Applied Behavioral Analysis (ABA) is the ideal form of therapy for people on the spectrum. It is the most widely used treatment, which is designed for both children and adults. The individual is encouraged to engage in positive behaviors as this program makes use of a reward system. 

Where do individuals with severe autism stay?

Individuals with severe autism live in their house with a family member or a friend, sometimes well into adulthood. Those requiring extra support make use of in-house services, such as a caretaker, a housekeeper, a therapist, or a healthcare provider.

Which is the most prescribed medication for treating autism?

There is no medication for autism. Several symptoms are treated using specific drugs. Several of these commonly prescribed medications include:


What line of treatment is taken for high functioning autism? 

The treatments for high functioning autism include:

Physical therapy
Speech therapy
Applied behavioral analysis 
Sensory training
Occupational therapy

What do people with autism find challenging?

People with autism have challenges related to interpreting other people’s thoughts and feelings, body language,  facial expressions, and other social cues. They also have problems with emotional regulation.

Is there a pharmacological intervention for autism?
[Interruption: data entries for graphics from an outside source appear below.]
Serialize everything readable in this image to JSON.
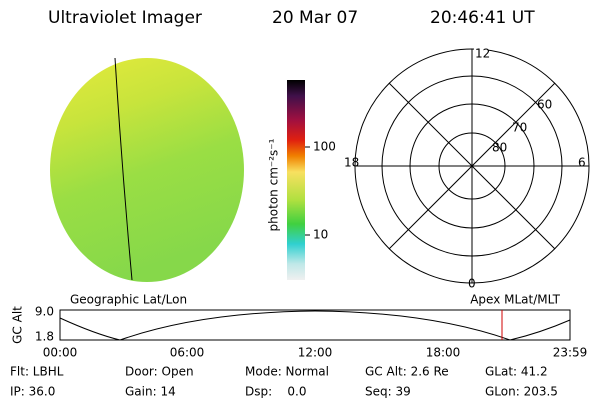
{
  "header": {
    "title": "Ultraviolet Imager",
    "date": "20 Mar 07",
    "time": "20:46:41 UT"
  },
  "colorbar": {
    "label": "photon cm⁻²s⁻¹",
    "ticks": [
      "100",
      "10"
    ]
  },
  "polar": {
    "mlt_labels": [
      "12",
      "18",
      "6",
      "0"
    ],
    "lat_labels": [
      "60",
      "70",
      "80"
    ]
  },
  "orbit": {
    "left_label": "Geographic Lat/Lon",
    "right_label": "Apex MLat/MLT",
    "y_label": "GC Alt",
    "y_ticks": [
      "9.0",
      "1.8"
    ],
    "x_ticks": [
      "00:00",
      "06:00",
      "12:00",
      "18:00",
      "23:59"
    ]
  },
  "info": {
    "rows": [
      [
        "Flt: LBHL",
        "Door: Open",
        "Mode: Normal",
        "GC Alt: 2.6 Re",
        "GLat: 41.2"
      ],
      [
        "IP: 36.0",
        "Gain: 14",
        "Dsp:    0.0",
        "Seq: 39",
        "GLon: 203.5"
      ]
    ]
  }
}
There is no pharmacological intervention for autism, and this condition does not have a cure as yet. Specific medications are used for certain symptoms such as depression, insomnia, concentration difficulties, and seizures. These medications are used in combination with behavioral therapies to improve efficacy. 

How to discipline a child with high functioning autism?

Here are a few ways to discipline a child with high functioning autism: 

Use positive reinforcements;
Express that you have belief in your child;
Learn more about their condition;
Establish a routine;
Clearly define your expectations;
Be consistent;
Be patient;
Use precise and straightforward language.

What should you never tell someone with autism?

Here are certain things you should never tell someone with autism:

“Do you take medication for your condition?”
“Everybody is a little autistic.”
“But, you seem normal.”
“You must be like the guy from Rain Man.”
“I have issues being in social situations, too.”

Can people with autism be in a relationship?

Yes, people with autism can be in a relationship. They have social difficulties, which proves to be an issue when looking for a partner and can challenge relationships. However, they often desire companionship and even intimacy, and many people with autism do have successful relationships.